The bottom line is that these two are the sorts of people who make college feel like home. They’re trusted adults looking out for students who might otherwise feel marginalized. They’re the people you fondly remember after graduation.
The school’s decision, whether they’re just trying to appeal to anti-LGBTQ conservative donors or merely hell-bent on firing anyone who dares to defy email signature policy, sends a clear message that they’ll take tuition dollars from non-traditional students but they sure as hell won’t go out of their way to make those students feel accepted.
If that’s the kind of Christianity administrators want to pursue—the kind defined by what they’re against instead of what they’re for—they should just admit it instead of resorting to these under-handed tactics to rid themselves of Christian staffers looking out for students who may feel excluded.
Graduates should remember, too, and then steer their donations to organizations that actually care. Houghton clearly doesn’t want to be that place.
Ms Zelaya: "You are bigoted assholes, I quit."
Houghton University: "You can't quit. You're fired for calling us what we are."
This is a great illustration of how the right is latching onto some outlier thing to actively hurt a vulnerable minority while repercussions affect a larger portion of the population (generally women, especially women of color) and they don't seem to care but rather find it an added benefit to the harm they are actively causing.
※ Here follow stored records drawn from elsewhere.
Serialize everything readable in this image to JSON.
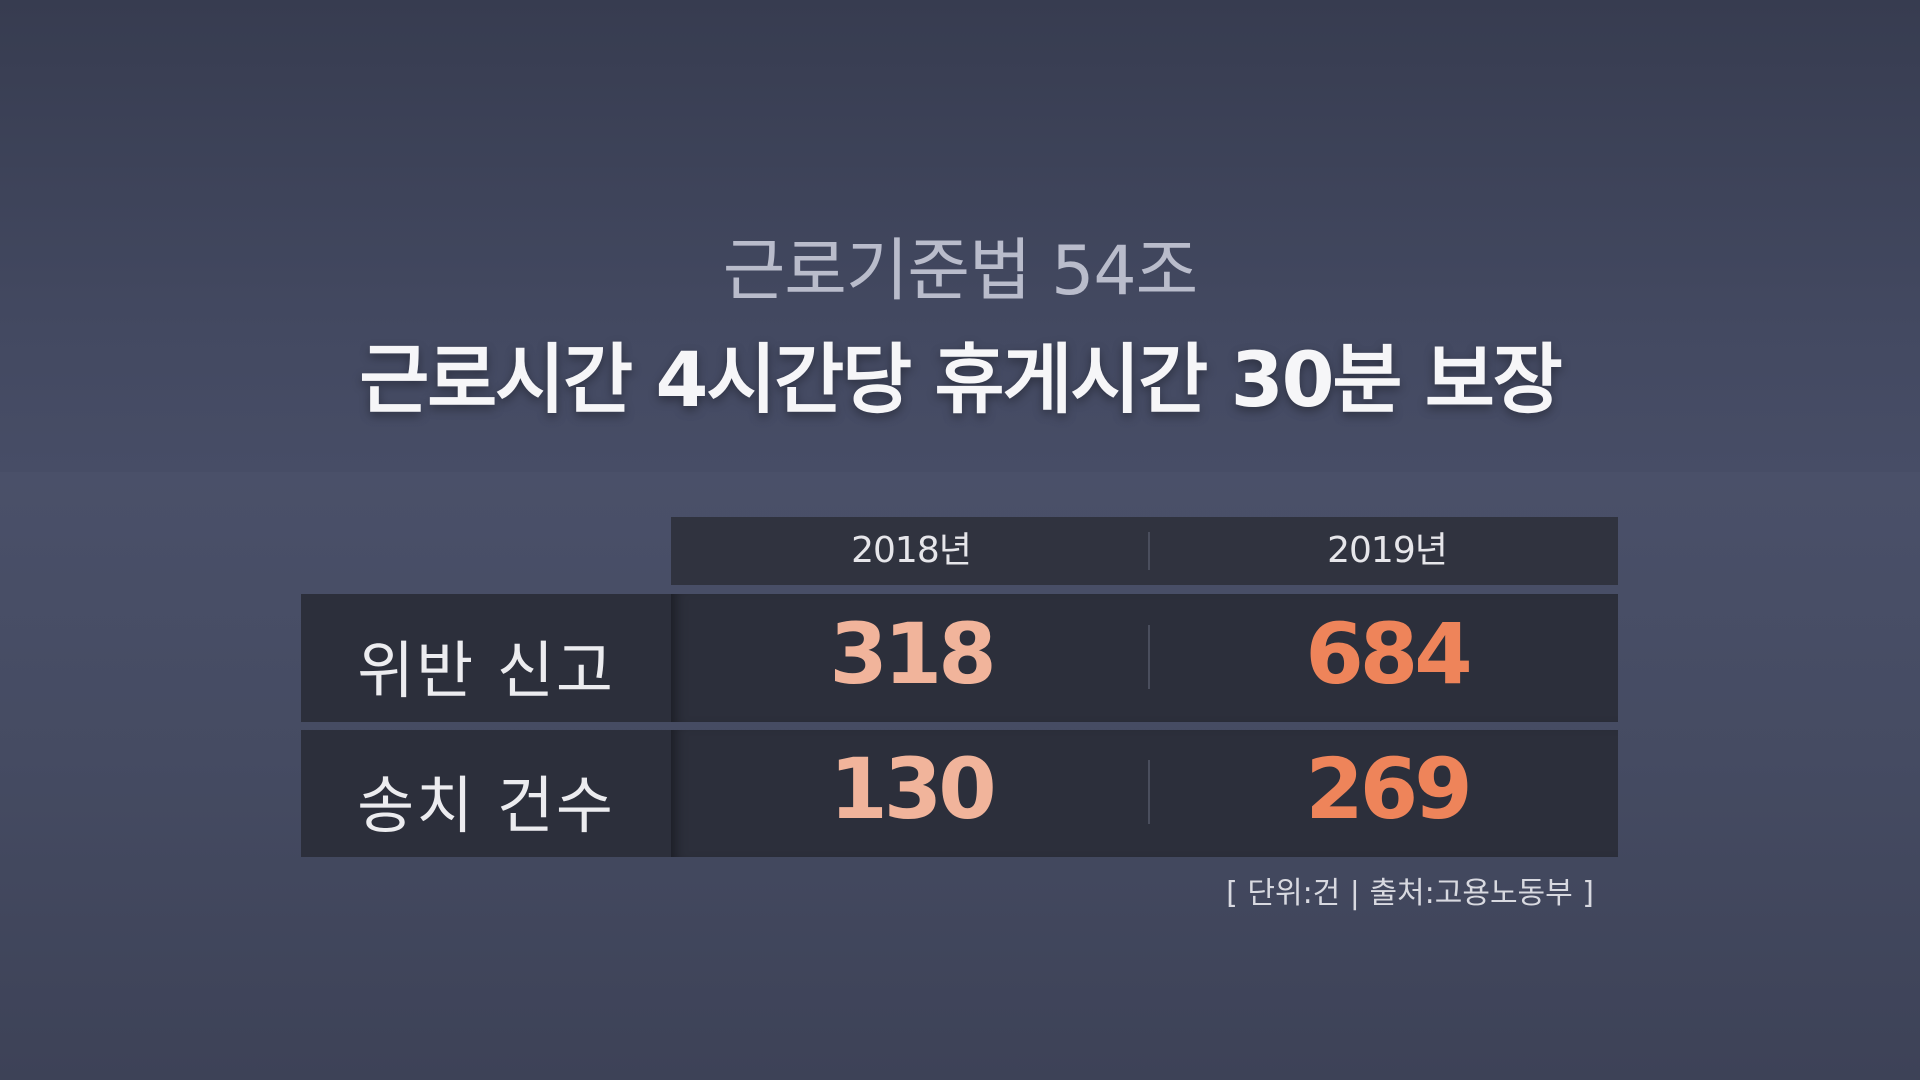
{
  "title": {
    "line1": "근로기준법 54조",
    "line2": "근로시간 4시간당 휴게시간 30분 보장"
  },
  "table": {
    "columns": [
      "2018년",
      "2019년"
    ],
    "rows": [
      {
        "label": "위반 신고",
        "values": [
          "318",
          "684"
        ]
      },
      {
        "label": "송치 건수",
        "values": [
          "130",
          "269"
        ]
      }
    ]
  },
  "footnote": "[ 단위:건 | 출처:고용노동부 ]",
  "colors": {
    "value_2018": "#f1b49b",
    "value_2019": "#ee845a",
    "cell_bg": "#2c2f3b"
  }
}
This is about the transgender community and they are the intended victims and we should address it simply for that reason. The professional purpose of the pronouns is for those folks with unusual or gender neutral names, and the school was happy to other these folks over that even if they do fit in the school’s mistaken idea of a gender binary. Recently in women’s sports, the right has attacked transgender women for wanting to participate, but they have been actively attacking women who succeed in the sports anyway because they do not conform to the “ideal feminine standard” mainly because the athletes build muscle. Look at the Williams sisters, they are accused of being transgender, or just men who are pretending to be women without seeking transgender medical care, because they are muscular and super successful. Michelle Obama got it too. Women have been accosted in bathrooms for being men in disguise because they don’t conform, it has happened in my presence. The right is fine with these “mistakes” because they are part of the purpose. There’s a lot of bigotry involved in this type of attacks. Many facets of misogyny, racism, homophobia and transphobia. All of this is intended consequences.
This school takes issue with any perceived support of transgender people, these two professors have names (and skin in Ms. Zelaya’s case) that don’t conform to the school’s white supremacy, she pointed out the bigotry the school is trying to cover up and they found a way to prove her right while causing her and their target du jour harm. I think the other professor was just caught in the crossfire because the school thought enough about what they were doing to know that firing her for the pronouns and not anyone else who uses them, they would not win a lawsuit. So they picked someone who also had a foreign sounding name, was male (avoid the sexism accusation) and was known for advocacy, perhaps he had done something in the past or was not liked by some administrator for some reason to even be on their radar. Not that I think the school would even face a lawsuit since Christian schools get special treatment for firing folks for ridiculous reasons.